As recentes vendas massivas de títulos do Tesouro americano expuseram problemas estruturais de longa data no mercado de dívida dos EUA.

Nos últimos anos, a expansão fiscal agressiva do governo federal dos EUA levou a um rápido aumento na emissão de títulos do Tesouro, enquanto a demanda não acompanhou o ritmo. De acordo com Xia, da ApaH Capital Management, sediada em Hong Kong, o grande volume de dívida americana em circulação significa que muitos fundos soberanos já atingiram seus limites de investimento em dívida externa.

Zhao espera que os títulos do Tesouro com vencimento em 2025 atinjam um recorde de mais de 9 trilhões de dólares americanos. Dados recentes de emissão indicam que os principais negociadores foram forçados a absorver uma grande parcela dos títulos recém-emitidos, com uma relutância acentuada entre os investidores em assumir dívida adicional dos EUA.

Tradicionalmente, os principais credores dos títulos do Tesouro dos EUA são economias que apresentam superávits comerciais consistentes com os Estados Unidos. Esses dólares excedentes são normalmente reciclados na compra de títulos do Tesouro, facilitando a entrada de capital e financiando o déficit fiscal dos EUA.

No entanto, a iniciativa dos EUA de reduzir o déficit comercial por meio de "tarifas recíprocas" está minando esse mecanismo. A redução dos superávits comerciais leva à menor disposição e capacidade das economias de comprar dívida americana.
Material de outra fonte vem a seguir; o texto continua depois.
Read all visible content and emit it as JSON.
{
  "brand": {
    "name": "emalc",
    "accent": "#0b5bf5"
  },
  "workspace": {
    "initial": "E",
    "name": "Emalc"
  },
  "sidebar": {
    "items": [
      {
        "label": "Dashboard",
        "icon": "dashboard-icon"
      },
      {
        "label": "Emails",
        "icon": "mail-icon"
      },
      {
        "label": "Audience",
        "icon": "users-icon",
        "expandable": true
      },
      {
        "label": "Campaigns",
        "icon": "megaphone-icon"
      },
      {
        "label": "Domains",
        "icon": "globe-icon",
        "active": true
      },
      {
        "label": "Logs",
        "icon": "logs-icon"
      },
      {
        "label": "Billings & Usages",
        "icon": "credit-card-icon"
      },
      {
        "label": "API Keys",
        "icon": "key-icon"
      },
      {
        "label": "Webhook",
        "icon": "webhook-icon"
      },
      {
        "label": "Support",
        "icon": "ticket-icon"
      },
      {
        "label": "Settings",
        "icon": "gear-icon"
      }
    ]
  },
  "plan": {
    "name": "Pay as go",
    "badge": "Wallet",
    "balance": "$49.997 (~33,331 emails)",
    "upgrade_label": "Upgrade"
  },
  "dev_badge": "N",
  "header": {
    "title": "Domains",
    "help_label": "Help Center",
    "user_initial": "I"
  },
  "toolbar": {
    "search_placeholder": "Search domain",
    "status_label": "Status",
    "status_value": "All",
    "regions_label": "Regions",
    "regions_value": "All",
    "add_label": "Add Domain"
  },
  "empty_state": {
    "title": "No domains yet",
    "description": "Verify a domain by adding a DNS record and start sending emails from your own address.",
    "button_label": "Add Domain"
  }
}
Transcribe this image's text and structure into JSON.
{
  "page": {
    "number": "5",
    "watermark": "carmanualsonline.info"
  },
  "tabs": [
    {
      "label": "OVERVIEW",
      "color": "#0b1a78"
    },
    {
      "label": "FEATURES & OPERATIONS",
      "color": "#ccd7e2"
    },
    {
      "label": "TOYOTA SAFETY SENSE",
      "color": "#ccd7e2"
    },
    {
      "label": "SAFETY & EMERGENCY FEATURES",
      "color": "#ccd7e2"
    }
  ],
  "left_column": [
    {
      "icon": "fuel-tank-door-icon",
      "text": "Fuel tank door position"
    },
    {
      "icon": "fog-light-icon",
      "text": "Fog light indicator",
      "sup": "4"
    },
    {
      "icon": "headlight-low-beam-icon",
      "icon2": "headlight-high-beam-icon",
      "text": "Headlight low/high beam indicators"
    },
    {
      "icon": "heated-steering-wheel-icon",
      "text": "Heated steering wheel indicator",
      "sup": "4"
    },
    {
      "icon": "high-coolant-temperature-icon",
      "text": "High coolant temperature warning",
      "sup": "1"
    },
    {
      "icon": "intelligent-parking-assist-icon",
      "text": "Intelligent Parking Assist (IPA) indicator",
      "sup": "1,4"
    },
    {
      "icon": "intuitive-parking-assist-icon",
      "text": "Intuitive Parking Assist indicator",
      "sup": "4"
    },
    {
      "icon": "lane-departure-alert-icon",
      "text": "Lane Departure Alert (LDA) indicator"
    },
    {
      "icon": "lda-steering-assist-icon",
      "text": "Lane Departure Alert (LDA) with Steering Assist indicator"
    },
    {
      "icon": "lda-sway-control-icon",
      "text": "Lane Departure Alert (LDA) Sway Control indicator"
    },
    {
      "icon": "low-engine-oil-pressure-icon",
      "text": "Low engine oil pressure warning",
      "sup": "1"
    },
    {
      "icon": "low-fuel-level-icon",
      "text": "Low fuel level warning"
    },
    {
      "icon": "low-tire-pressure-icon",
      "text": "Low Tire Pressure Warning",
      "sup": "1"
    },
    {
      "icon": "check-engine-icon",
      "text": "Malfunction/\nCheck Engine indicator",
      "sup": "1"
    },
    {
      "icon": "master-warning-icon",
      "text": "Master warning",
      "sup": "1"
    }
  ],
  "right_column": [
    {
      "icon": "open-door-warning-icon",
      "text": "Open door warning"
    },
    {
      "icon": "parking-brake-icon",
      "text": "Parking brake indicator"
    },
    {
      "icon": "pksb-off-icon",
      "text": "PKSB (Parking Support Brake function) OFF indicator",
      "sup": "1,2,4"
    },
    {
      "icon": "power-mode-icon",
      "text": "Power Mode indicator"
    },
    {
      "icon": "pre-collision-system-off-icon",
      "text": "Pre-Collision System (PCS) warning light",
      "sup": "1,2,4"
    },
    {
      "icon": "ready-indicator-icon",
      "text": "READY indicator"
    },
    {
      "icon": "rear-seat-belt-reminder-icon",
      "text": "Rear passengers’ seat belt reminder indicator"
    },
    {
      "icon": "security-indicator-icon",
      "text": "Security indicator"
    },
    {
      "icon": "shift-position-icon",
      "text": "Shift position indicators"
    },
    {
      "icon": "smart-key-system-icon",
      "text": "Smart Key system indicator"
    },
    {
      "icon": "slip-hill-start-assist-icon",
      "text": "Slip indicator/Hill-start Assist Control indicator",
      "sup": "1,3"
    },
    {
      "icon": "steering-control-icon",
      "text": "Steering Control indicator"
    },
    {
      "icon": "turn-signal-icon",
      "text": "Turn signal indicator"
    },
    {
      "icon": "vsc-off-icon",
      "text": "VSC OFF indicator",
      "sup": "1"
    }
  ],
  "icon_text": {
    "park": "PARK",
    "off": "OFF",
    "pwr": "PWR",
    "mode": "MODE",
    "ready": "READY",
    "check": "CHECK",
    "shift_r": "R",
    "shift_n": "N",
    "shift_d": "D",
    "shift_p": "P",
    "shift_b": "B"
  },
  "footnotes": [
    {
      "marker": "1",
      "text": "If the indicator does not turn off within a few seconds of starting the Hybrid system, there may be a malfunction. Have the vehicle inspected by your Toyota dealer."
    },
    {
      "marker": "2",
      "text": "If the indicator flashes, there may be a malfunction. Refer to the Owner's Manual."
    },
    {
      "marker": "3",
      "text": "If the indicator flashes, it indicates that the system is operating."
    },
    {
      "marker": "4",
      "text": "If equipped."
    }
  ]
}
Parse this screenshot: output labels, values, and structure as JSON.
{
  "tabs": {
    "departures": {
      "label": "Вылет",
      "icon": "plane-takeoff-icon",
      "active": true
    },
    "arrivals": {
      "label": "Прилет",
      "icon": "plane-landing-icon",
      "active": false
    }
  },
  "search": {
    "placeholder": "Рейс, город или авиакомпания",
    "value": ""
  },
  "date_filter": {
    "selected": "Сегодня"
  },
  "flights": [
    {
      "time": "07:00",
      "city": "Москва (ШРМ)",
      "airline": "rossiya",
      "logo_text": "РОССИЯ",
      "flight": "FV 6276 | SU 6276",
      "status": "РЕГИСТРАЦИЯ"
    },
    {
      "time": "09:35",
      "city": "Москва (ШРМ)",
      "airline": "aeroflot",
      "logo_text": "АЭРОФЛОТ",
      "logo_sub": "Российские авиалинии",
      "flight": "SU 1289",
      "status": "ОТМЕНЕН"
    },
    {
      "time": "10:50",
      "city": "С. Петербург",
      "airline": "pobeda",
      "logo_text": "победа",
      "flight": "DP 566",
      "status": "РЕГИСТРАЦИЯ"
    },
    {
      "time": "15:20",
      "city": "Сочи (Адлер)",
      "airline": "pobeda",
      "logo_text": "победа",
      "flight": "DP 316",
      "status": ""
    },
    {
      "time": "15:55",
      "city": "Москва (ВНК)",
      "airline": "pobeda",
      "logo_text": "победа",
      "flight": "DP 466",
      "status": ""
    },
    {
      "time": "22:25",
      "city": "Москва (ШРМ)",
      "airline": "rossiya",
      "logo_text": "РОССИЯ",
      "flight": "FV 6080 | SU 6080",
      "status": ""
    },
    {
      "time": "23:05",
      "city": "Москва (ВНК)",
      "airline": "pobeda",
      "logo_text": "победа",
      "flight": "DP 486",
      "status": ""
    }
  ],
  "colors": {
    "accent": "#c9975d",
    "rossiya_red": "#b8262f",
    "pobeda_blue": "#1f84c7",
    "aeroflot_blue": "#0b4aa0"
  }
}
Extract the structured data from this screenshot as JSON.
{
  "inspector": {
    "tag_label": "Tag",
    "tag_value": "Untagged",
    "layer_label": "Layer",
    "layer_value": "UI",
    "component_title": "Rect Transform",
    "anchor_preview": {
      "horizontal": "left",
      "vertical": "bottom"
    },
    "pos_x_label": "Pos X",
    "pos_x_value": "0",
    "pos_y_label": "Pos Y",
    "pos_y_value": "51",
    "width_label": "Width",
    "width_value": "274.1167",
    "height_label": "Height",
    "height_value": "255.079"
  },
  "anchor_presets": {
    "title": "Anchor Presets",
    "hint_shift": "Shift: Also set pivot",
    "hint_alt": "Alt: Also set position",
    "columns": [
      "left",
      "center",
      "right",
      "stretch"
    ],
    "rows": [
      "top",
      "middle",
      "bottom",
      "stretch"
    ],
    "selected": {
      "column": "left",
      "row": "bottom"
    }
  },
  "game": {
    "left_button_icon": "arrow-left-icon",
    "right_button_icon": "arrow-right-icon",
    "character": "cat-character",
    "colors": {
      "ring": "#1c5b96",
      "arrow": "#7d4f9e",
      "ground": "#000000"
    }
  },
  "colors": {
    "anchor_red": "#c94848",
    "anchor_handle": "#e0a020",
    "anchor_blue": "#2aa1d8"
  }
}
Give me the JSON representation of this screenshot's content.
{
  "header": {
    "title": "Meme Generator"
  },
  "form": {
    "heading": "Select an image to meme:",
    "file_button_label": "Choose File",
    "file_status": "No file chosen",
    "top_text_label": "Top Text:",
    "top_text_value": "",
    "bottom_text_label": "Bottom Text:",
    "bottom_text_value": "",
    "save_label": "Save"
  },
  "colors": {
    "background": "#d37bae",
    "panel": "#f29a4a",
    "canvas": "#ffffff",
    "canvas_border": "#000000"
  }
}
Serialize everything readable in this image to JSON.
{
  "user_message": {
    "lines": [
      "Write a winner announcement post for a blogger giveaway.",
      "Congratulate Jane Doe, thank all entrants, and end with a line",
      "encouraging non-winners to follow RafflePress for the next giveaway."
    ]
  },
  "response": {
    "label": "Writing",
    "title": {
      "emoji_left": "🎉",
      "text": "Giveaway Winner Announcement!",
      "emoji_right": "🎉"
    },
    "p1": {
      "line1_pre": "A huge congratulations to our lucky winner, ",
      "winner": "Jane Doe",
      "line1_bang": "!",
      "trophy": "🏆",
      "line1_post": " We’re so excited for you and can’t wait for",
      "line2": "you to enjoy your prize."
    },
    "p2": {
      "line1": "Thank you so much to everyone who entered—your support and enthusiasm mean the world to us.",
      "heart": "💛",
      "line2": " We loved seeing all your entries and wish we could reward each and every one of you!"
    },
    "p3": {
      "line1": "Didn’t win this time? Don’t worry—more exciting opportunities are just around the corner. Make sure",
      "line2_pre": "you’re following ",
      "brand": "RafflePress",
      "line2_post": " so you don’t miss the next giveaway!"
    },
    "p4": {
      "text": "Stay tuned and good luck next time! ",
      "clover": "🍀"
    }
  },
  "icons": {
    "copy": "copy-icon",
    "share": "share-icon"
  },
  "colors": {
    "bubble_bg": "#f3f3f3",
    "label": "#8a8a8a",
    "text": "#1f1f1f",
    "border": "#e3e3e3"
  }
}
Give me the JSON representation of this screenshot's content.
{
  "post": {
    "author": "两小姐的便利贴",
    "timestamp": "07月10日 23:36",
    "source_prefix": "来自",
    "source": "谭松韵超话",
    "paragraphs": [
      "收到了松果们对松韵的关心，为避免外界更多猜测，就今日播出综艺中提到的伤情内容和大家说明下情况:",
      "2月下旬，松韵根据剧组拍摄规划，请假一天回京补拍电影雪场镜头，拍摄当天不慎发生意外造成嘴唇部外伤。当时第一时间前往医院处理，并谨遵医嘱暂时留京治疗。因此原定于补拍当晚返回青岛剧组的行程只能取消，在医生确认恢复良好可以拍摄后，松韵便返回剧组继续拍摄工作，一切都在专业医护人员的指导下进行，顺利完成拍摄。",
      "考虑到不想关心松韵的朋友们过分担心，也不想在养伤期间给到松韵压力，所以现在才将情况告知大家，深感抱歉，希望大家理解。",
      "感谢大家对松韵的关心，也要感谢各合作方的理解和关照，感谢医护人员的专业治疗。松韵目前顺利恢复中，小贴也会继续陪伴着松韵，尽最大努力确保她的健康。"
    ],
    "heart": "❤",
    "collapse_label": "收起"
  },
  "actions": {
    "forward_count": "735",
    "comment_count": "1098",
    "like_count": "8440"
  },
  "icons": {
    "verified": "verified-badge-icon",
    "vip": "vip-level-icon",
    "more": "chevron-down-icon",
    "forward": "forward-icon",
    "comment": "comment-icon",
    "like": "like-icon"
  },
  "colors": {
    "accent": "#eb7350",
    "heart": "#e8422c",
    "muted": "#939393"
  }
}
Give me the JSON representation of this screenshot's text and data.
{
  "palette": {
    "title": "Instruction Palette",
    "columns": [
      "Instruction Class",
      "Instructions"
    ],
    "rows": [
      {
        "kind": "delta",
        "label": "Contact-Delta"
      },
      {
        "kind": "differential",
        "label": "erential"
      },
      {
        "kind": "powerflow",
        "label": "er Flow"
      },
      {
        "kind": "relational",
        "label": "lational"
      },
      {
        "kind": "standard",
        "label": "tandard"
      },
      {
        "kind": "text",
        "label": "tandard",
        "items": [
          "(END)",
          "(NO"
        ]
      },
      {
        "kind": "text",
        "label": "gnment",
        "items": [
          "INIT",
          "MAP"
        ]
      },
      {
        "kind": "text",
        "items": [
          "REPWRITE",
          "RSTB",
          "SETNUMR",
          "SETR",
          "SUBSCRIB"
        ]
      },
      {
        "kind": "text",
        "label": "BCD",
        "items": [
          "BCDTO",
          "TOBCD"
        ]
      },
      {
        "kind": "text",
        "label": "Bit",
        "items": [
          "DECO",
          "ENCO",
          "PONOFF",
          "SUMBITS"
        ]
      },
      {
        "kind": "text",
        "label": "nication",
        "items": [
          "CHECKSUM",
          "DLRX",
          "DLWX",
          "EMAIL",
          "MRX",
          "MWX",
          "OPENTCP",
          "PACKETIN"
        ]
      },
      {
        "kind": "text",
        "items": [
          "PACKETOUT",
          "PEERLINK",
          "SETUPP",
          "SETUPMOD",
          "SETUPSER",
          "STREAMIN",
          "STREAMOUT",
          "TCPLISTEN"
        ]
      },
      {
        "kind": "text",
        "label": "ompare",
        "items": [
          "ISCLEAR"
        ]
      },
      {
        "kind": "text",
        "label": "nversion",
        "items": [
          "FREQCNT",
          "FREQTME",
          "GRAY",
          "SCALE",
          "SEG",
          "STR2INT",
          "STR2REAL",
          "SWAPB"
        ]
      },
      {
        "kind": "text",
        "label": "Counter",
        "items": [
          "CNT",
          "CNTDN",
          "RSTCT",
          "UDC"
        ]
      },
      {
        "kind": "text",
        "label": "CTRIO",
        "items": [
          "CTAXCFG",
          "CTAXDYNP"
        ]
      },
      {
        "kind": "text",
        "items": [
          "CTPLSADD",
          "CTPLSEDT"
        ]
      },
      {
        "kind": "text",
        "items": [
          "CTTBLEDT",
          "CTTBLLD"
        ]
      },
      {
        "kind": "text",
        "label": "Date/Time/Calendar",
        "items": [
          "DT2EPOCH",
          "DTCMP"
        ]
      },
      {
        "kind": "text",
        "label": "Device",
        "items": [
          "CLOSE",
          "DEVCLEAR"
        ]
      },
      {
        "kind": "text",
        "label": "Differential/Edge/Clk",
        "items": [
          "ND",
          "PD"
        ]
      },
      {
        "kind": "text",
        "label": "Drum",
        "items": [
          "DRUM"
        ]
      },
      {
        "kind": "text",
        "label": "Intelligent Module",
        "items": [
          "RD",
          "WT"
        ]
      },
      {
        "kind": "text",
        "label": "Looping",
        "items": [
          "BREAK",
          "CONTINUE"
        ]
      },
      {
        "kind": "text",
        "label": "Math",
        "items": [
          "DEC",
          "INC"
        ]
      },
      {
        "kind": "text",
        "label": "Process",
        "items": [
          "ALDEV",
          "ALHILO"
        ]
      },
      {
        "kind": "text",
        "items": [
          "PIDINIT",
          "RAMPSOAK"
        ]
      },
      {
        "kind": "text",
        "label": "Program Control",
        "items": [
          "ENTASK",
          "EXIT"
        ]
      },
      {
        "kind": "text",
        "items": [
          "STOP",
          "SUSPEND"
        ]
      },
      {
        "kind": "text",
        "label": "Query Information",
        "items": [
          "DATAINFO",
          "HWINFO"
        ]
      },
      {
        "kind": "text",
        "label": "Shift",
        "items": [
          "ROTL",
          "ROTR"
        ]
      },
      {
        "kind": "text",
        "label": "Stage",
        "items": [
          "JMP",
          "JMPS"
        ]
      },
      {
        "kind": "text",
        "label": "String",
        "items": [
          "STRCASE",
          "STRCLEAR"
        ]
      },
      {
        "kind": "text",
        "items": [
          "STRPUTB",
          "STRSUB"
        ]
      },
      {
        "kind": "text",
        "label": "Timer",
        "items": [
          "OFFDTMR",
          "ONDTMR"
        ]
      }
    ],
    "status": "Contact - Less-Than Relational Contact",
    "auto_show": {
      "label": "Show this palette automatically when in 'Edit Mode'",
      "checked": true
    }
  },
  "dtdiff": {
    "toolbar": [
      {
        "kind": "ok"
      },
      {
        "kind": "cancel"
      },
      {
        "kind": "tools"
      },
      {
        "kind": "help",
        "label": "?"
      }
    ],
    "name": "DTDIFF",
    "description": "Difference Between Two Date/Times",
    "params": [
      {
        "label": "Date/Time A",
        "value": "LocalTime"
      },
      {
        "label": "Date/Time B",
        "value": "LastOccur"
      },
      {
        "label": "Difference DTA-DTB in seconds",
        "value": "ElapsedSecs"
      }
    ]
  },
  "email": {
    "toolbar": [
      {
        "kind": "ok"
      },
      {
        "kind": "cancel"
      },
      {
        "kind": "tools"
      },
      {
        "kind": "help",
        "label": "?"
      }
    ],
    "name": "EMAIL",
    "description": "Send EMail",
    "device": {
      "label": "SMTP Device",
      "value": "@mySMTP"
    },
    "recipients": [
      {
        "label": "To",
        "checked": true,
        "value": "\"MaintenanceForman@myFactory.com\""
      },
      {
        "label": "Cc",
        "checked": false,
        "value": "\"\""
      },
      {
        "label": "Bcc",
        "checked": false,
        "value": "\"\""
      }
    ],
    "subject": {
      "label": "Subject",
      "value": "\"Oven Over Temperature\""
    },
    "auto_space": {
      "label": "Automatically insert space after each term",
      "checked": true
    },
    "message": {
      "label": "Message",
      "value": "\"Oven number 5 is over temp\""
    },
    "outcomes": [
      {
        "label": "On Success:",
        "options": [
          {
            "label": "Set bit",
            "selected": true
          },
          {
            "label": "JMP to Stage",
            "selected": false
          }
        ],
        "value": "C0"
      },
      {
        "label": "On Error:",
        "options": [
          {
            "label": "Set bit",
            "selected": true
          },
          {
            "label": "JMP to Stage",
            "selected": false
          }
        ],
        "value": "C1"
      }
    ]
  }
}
Xia observa que o aumento dos rendimentos normalmente sustentaria um dólar mais forte, mas a recente desvalorização da moeda sugere que o capital está deixando os Estados Unidos.

A capacidade de financiamento em declínio do Tesouro inflou significativamente as despesas com juros do governo dos EUA, pressionando ainda mais uma posição fiscal já frágil. A dívida federal dos EUA já ultrapassou 36 trilhões de dólares, com 6,5 trilhões de dólares em vencimentos até junho. Os dados mais recentes mostram que o déficit orçamentário federal para o primeiro semestre do ano fiscal de 2025 já ultrapassou 1,3 trilhão de dólares, o segundo maior já registrado.

 QUEDA DA CONFIANÇA NO DÓLAR

O Índice do Dólar Americano caiu na segunda-feira para 97,96, a mínima em três anos, durante o pregão intradiário, antes de fechar em 98,278 pontos, abaixo da marca de 99, indicando crescentes preocupações do mercado com o futuro do dólar e suas potenciais fraquezas.

O presidente do banco central francês, François Villeroy de Galhau, afirmou que as políticas de Trump nas últimas semanas minaram a confiança no dólar.

Muitas economias já iniciaram seu processo de desdolarização, incluindo a redução de títulos do Tesouro americano, o aumento das reservas de ouro, a mudança da moeda de liquidação do petróleo e a exploração de mecanismos locais de swap e liquidação cambial.

De acordo com o Banco de Compensações Internacionais, a participação do dólar nas reservas globais caiu de mais de 70% em 2000 para cerca de 58% nos últimos anos.

As políticas do governo americano estão incentivando a desdolarização, o que está levando a uma liquidação generalizada de títulos do Tesouro americano, afirmou George Saravelos, chefe global de pesquisa cambial do Deutsche Bank.